Kavan offered his congratulations to students on match day.
“Our medical students on both the Omaha and Phoenix campuses did extremely well this year,” he said, “with 92% matching into their specialty of choice. Our students match into 20 different specialties across 30 states and into incredible programs including Creighton University, Mayo, Duke, Northwestern, Vanderbilt and Johns Hopkins, to name just a few.
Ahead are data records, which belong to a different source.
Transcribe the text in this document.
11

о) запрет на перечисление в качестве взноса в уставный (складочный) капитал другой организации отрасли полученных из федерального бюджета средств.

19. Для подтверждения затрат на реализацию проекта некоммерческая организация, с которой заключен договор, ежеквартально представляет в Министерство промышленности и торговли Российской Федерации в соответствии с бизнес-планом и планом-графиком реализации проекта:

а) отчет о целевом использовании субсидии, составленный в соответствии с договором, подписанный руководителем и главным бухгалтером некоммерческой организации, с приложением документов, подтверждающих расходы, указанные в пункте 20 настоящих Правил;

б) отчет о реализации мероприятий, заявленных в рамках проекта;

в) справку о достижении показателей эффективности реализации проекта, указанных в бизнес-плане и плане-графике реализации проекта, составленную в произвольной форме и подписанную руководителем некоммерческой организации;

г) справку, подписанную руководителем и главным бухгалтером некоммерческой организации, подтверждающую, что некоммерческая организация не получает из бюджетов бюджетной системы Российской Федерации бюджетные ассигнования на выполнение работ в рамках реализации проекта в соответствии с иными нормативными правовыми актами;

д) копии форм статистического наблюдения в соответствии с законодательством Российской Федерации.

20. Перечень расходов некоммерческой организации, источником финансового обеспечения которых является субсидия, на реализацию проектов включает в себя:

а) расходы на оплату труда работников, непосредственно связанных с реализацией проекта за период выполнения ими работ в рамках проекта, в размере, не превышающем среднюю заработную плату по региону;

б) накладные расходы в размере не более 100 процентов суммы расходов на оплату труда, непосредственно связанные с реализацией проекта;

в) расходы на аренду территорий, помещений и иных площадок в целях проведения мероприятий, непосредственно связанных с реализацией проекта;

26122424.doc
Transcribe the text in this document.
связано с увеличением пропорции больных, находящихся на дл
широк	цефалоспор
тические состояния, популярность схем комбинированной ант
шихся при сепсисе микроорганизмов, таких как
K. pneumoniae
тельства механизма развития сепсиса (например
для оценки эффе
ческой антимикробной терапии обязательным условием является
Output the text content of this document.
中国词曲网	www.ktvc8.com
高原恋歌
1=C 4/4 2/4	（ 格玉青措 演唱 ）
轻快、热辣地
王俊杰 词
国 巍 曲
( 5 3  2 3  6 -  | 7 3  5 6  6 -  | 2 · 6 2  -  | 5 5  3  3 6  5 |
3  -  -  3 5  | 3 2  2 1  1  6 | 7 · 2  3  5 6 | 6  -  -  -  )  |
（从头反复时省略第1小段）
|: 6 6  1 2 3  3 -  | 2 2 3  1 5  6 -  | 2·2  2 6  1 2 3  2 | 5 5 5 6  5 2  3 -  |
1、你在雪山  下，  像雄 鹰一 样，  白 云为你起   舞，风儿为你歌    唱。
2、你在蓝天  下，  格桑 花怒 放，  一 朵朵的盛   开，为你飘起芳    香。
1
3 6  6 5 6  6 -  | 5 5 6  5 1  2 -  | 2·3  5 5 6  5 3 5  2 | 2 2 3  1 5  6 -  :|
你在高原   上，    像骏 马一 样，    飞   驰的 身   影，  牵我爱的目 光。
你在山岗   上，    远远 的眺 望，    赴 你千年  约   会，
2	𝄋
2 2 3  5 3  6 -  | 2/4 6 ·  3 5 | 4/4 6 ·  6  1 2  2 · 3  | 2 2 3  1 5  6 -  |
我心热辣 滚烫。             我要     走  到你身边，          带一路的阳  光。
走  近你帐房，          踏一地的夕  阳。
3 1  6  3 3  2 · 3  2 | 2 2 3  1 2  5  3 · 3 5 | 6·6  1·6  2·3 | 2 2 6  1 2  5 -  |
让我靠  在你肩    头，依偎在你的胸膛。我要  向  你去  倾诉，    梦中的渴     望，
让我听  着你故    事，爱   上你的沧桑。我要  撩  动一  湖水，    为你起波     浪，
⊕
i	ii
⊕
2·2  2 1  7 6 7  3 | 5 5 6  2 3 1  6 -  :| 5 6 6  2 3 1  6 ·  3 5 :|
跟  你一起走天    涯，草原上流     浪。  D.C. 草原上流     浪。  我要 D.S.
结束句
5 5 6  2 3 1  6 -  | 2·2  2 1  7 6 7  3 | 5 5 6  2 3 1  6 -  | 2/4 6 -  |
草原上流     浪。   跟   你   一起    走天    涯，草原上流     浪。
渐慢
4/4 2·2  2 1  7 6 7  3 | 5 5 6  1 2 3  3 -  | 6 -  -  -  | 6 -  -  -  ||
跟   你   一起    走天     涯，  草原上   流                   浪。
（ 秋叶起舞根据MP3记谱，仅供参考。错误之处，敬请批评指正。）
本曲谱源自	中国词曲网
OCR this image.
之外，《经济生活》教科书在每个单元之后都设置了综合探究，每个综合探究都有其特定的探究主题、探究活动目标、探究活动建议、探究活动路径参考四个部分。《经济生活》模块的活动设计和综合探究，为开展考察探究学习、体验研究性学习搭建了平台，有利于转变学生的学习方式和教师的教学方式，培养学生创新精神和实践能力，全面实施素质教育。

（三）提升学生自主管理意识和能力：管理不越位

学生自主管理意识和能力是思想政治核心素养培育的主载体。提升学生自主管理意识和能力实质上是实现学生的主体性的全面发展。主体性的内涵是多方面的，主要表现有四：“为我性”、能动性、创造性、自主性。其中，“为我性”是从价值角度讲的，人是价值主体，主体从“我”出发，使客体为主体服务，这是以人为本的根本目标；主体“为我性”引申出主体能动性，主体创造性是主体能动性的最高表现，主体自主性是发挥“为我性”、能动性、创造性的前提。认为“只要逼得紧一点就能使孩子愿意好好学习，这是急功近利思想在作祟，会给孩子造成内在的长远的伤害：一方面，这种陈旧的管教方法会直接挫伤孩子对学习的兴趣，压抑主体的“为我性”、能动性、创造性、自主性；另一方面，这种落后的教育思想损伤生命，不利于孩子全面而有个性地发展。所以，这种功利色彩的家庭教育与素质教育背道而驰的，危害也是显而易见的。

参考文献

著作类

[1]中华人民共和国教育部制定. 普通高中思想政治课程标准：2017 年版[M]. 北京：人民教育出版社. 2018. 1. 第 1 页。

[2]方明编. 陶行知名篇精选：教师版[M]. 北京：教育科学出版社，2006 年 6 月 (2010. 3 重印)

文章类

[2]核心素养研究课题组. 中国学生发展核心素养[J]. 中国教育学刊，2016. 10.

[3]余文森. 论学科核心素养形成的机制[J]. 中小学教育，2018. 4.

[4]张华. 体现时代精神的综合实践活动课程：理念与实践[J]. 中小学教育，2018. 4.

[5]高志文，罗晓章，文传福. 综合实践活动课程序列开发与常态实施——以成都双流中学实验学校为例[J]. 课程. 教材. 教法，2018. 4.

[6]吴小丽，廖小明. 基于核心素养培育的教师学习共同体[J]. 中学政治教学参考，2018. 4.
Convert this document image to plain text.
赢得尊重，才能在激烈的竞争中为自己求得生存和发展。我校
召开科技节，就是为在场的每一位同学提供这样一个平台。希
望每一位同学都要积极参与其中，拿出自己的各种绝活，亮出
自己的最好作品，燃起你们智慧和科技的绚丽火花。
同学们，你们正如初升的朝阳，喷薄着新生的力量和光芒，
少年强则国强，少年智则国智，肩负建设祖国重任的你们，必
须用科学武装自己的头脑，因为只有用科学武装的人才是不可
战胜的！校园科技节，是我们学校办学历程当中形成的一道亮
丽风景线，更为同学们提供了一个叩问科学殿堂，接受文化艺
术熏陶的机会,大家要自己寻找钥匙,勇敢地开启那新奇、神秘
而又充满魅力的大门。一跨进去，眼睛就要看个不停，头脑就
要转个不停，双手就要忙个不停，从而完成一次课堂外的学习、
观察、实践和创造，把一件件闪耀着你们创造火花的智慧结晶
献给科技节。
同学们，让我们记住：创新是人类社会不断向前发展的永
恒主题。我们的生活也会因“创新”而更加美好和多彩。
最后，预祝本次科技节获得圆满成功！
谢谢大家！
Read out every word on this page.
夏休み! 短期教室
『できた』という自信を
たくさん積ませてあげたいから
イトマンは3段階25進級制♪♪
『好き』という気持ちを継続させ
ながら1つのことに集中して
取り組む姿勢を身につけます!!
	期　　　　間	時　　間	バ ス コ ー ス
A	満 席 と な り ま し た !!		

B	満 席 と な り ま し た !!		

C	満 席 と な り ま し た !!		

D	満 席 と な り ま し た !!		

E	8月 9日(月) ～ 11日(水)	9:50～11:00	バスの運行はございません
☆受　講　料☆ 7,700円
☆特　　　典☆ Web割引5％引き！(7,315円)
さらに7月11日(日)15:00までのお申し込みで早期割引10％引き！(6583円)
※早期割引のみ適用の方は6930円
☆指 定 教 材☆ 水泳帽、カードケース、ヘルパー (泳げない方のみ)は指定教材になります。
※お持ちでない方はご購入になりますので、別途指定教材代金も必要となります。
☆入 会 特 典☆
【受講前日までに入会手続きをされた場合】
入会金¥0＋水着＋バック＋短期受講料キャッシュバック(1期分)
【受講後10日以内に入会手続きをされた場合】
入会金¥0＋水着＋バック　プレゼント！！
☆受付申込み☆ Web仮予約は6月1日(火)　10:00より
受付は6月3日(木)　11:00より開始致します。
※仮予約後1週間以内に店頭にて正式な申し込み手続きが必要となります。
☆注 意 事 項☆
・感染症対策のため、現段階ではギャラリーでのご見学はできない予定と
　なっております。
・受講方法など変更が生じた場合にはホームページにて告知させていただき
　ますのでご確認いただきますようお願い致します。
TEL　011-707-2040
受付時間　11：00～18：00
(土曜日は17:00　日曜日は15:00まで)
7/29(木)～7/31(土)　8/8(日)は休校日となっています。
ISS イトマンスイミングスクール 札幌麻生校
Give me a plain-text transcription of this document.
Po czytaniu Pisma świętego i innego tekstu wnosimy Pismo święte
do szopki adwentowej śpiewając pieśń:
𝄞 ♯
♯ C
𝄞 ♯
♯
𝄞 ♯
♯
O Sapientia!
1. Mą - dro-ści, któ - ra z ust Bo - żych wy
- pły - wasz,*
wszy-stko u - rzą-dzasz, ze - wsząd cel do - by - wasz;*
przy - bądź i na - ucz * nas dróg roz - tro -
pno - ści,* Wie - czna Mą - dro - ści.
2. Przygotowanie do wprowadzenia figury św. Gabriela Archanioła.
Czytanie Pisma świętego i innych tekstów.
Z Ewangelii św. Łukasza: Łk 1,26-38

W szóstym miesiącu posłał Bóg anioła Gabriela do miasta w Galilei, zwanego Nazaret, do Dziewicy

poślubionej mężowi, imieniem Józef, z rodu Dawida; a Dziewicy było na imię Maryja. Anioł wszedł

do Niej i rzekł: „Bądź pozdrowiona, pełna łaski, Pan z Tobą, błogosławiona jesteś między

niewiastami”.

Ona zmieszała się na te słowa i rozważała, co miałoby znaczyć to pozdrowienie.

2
We are very proud of their accomplishments.”
Phoenix will be well served by this year’s class, said Nicole Piemonte, PhD, holder of the Peekie Nash Carpenter Endowed Chair in Medicine at Creighton University’s Phoenix campus.
"We are so thrilled with this year’s match,” she says. “One of our desires has been to train students in Phoenix who would then like to stay in the area and serve the Phoenix community.
“This year, 22 of our Creighton students are joining training programs with our Creighton Alliance partners and nearby programs in the Phoenix area.
“While we are fortunate to have so many new Creighton residents right here in our community, we also know that wherever our students end up, they will bring the values of their Creighton education — compassion, wisdom, and a commitment to creating a more just world — with them wherever they go.”
Elizabeth Dorchuck, of Denver, was delighted to have matched into internal medicine-pediatrics at the University of Arizona-Phoenix, where she has been studying at Creighton’s 18-month-old, $100 million medical and health sciences campus.
“I’m stoked to be staying in Phoenix,” she says. “I really like the city and think the combined internal medicine and pediatrics program here will train me very well to do whatever I want to do after residency.”
The eight-hour journey to Omaha, where she began her Creighton career as an undergraduate, proved life changing.
“I’m so glad I chose Creighton,” Dorchuck says. “I was an undergrad in Omaha and found the Jesuit values and principles of caring for the whole person and being a woman with and for others built the foundation of who I wanted to be and how I wanted to interact with the world.
“This way of thinking and engaging with people, specifically those who are underserved, was exactly how I wanted to be trained as a doctor. I knew that I wanted to go to a school that surrounded me with good people that also wanted to be of service to others.”
Katelyn Gibson, of Mascoutah, Illinois, who will embark on an internship in obstetrics and gynecology at CHI Creighton University Medical Center, said the moment was fraught with emotion when she opened her envelope, making words hard to find.
“I came to Creighton because of my passion for service and knowing that it would be the place for me to grow as a physician and person,” she says.
“I couldn’t imagine being anywhere else. It’s completely surreal that after all of these years, and a lot of setbacks, that everything I’ve worked for is finally happening. I owe it all to my family, friends and Creighton who helped me grow, supported me through the hard times and celebrated me in my triumphs.”
Kristina Kunes, of San Diego, California, the first physician in her family, was thrilled to begin her career as an internist, with a view to serving vulnerable populations. She will serve her residency at Oregon Health and Sciences University.
“I remember walking out of my first global health class feeling deeply affected by the persistent health inequities that exist throughout the world,” she says.
“When I moved to the Phoenix campus for clinical rotations, I learned about the free medical clinic at the Society of St. Vincent de Paul and knew I had to get involved. About a year ago, I was so excited to become president of Creighton’s student-run free clinic there and lead our students in providing quality, accessible healthcare to members of our local community.”